After crossing, we traveled next to a canal, which the guide described as “ancient” and he explained that the unfinished houses, of which there more than finished houses, were done with a plan in mind. The owners anticipated that as they saved more money (mortgages don’t exist here) and the family grew, they would add stories to the house – the rebar already being in place. I wonder if the covenants in Sun City would allow for this? Note the ever-present burros in the front yard.
Unfortunately, no cameras or cell phones were allowed in the Valley of The Kings (they inspected us) so I have no photos. There are 62 tombs of Pharaohs in the Valley. They began using this place when looting became commonplace at the Temples, where earlier Pharaohs had their tombs. They eventually built pyramids, mostly at Giza, on the theory that piling more and more stones over the tomb would prevent theft. Ironically, the Pharaohs were trying to protect their mummies so they could return to life, and the looters were after the treasure and often discarded the mummy. We visited two of the tombs and while they were interesting, they were little more than corridors, decorated with hieroglyphics, about 100 feet long with a burial chamber at the end. I guess we have been tainted by Hollywood’s version of these tombs.
A note here about the Egyptians we encountered. They were, without exception, friendly, helpful, and most anxious to let us know they are doing much better after their revolution. When asked about the upcoming election for President, they shrug off the Muslim Brotherhood and say they do not represent the average Egyptian. We shall see. As nice as they were, the vendors were the most aggressive I have ever encountered. They will not take no for an answer and after agreeing on a price, they renege. Some of them came close to violence with some of their customers.
Leaving the Valley of The Kings, we made a brief stop at the Temple of Hutschepsut (sp?) one of the few women Pharaohs. The guide said to pronounce it Hot Cheap Suit.
We headed back across the Nile to Luxor and our final destination on this tour – The Temple of Luxor. These boats are Nile Cruisers and they make trips, from one to two weeks between Aswan and Cairo.
En route to Luxor Temple – note the traditional dress and the burro transportation – very common.

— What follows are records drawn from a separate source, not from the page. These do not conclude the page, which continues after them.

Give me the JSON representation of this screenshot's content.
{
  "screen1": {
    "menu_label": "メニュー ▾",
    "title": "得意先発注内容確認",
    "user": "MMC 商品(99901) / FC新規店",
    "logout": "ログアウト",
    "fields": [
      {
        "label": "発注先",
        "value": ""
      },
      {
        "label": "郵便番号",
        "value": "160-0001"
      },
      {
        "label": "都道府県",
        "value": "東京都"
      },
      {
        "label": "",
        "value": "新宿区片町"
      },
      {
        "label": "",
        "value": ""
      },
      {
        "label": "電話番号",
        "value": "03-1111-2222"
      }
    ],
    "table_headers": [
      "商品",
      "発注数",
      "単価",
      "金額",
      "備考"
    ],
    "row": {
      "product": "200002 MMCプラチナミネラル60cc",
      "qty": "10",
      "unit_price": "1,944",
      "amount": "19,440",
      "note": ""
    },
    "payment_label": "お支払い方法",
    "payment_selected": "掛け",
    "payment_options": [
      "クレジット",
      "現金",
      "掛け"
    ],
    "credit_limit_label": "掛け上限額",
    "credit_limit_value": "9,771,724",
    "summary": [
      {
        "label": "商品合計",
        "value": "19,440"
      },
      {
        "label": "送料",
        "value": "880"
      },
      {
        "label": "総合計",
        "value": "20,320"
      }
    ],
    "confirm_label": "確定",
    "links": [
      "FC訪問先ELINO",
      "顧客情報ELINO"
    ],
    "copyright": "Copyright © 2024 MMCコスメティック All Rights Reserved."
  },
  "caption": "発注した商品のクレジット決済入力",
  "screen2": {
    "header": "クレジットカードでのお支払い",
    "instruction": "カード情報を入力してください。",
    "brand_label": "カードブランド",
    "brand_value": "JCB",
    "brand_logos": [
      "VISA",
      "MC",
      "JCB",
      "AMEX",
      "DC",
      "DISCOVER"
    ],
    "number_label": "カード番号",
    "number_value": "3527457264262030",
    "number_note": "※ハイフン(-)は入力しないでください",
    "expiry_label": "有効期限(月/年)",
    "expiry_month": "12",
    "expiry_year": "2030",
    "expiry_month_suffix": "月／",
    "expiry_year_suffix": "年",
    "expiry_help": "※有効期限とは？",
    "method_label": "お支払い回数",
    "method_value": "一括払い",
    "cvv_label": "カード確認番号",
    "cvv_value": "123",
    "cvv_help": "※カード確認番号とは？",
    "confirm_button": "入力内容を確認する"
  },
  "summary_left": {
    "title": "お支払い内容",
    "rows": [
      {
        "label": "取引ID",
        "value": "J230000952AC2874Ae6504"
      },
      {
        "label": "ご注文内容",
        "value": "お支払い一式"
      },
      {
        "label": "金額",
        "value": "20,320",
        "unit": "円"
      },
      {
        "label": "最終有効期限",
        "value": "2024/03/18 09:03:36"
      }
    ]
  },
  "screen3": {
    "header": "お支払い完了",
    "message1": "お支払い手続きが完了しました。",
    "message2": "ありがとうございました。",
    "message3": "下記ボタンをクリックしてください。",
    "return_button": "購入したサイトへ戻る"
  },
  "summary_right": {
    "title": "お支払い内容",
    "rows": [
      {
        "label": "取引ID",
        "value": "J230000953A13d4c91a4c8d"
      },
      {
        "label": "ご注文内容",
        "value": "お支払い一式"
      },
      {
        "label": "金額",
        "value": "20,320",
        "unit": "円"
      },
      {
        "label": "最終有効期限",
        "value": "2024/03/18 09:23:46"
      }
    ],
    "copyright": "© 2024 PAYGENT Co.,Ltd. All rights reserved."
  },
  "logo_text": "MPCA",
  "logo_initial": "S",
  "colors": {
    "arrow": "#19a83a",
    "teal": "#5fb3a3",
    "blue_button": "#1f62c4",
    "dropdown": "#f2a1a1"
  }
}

This is a Coptic Christian Church, I believe similar to Eastern Orthodox and is located in downtown Luxor near the Temple of Luxor. We saw quite a few of these churches in Luxor.
The Temple of Luxor was connected to the Temple of Karnak by canals from the Nile as well as by a roadway about 2 kilometers long. Once again, I include the pictures without title or comment.
The walls on this Mosque show the level of the ground before this temple was excavated. As we were leaving, the call to prayer started and I captured a small bit of it on film.